ISLAMABAD: Pakistan’s inflation is expected to remain within the 8-9 percent range during April due to supply constraints caused by the Iran war, the Finance Division said on Thursday, noting that key macroeconomic indicators have remained relatively stable.
Pakistan’s Consumer Price Index (CPI) inflation rose to 7.3 percent year-on-year in March, compared to a 7 percent year-on-year rise in February, data from the statistics bureau showed on Apr. 1.
Fuel prices have risen in many countries since February, particularly in Pakistan, amplifying cost pressures across the economy. The spike comes amid escalating tensions involving Iran, the US and Israel, which have disrupted global energy markets and pushed crude oil prices above $100 per barrel.
“Amid ongoing supply chain constraints, inflation is anticipated to remain within the range of 8.0-9.0 percent for April 2026,” the Finance Division said in its monthly economic outlook report.
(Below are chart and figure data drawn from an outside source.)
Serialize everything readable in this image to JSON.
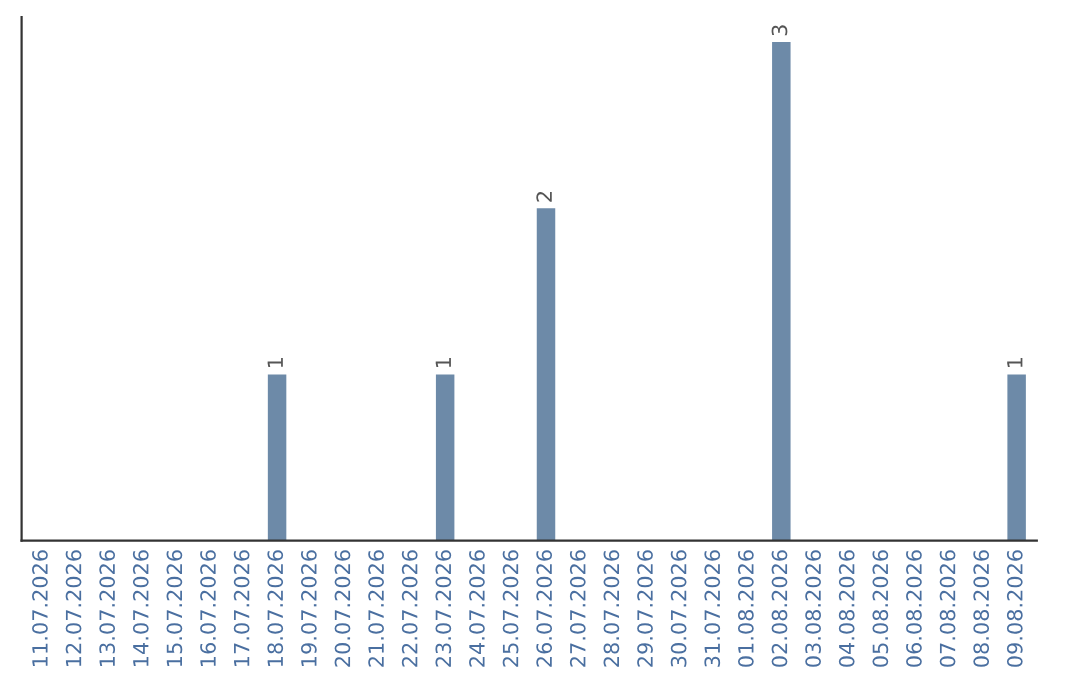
{
  "chart_data": {
    "type": "bar",
    "categories": [
      "11.07.2026",
      "12.07.2026",
      "13.07.2026",
      "14.07.2026",
      "15.07.2026",
      "16.07.2026",
      "17.07.2026",
      "18.07.2026",
      "19.07.2026",
      "20.07.2026",
      "21.07.2026",
      "22.07.2026",
      "23.07.2026",
      "24.07.2026",
      "25.07.2026",
      "26.07.2026",
      "27.07.2026",
      "28.07.2026",
      "29.07.2026",
      "30.07.2026",
      "31.07.2026",
      "01.08.2026",
      "02.08.2026",
      "03.08.2026",
      "04.08.2026",
      "05.08.2026",
      "06.08.2026",
      "07.08.2026",
      "08.08.2026",
      "09.08.2026"
    ],
    "values": [
      0,
      0,
      0,
      0,
      0,
      0,
      0,
      1,
      0,
      0,
      0,
      0,
      1,
      0,
      0,
      2,
      0,
      0,
      0,
      0,
      0,
      0,
      3,
      0,
      0,
      0,
      0,
      0,
      0,
      1
    ],
    "value_labels": [
      null,
      null,
      null,
      null,
      null,
      null,
      null,
      "1",
      null,
      null,
      null,
      null,
      "1",
      null,
      null,
      "2",
      null,
      null,
      null,
      null,
      null,
      null,
      "3",
      null,
      null,
      null,
      null,
      null,
      null,
      "1"
    ],
    "color": "#6d8aa8",
    "ylim": [
      0,
      3.15
    ],
    "tick_labels": "x",
    "grid": false,
    "legend": false
  }
}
The report said that despite the Iran conflict posing new risks and heightened uncertainty, Pakistan’s economy appears “relatively better positioned” than it was during previous episodes of external stress.
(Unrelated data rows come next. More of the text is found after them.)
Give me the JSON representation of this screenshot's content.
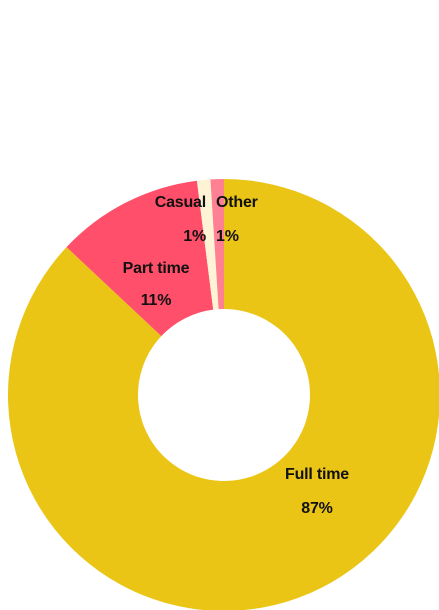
{
  "chart_data": {
    "type": "pie",
    "donut": true,
    "slices": [
      {
        "label": "Full time",
        "value": 87,
        "value_label": "87%",
        "color": "#EAC516"
      },
      {
        "label": "Part time",
        "value": 11,
        "value_label": "11%",
        "color": "#FF4F6A"
      },
      {
        "label": "Casual",
        "value": 1,
        "value_label": "1%",
        "color": "#FFF3D6"
      },
      {
        "label": "Other",
        "value": 1,
        "value_label": "1%",
        "color": "#FF8093"
      }
    ],
    "start": "12 o'clock",
    "direction": "clockwise",
    "legend": "none"
  }
}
It noted that the manufacturing sector continued to grow during the month while the external sector also witnessed three consecutive monthly current account surpluses, which were driven by strong remittances and rising IT exports.
The report said Pakistan’s timely payment of $1.4 billion Eurobonds, a successful staff-level agreement with the International Monetary Fund and Fitch agency’s B- rating for Pakistan further reinforced the country’s external credibility.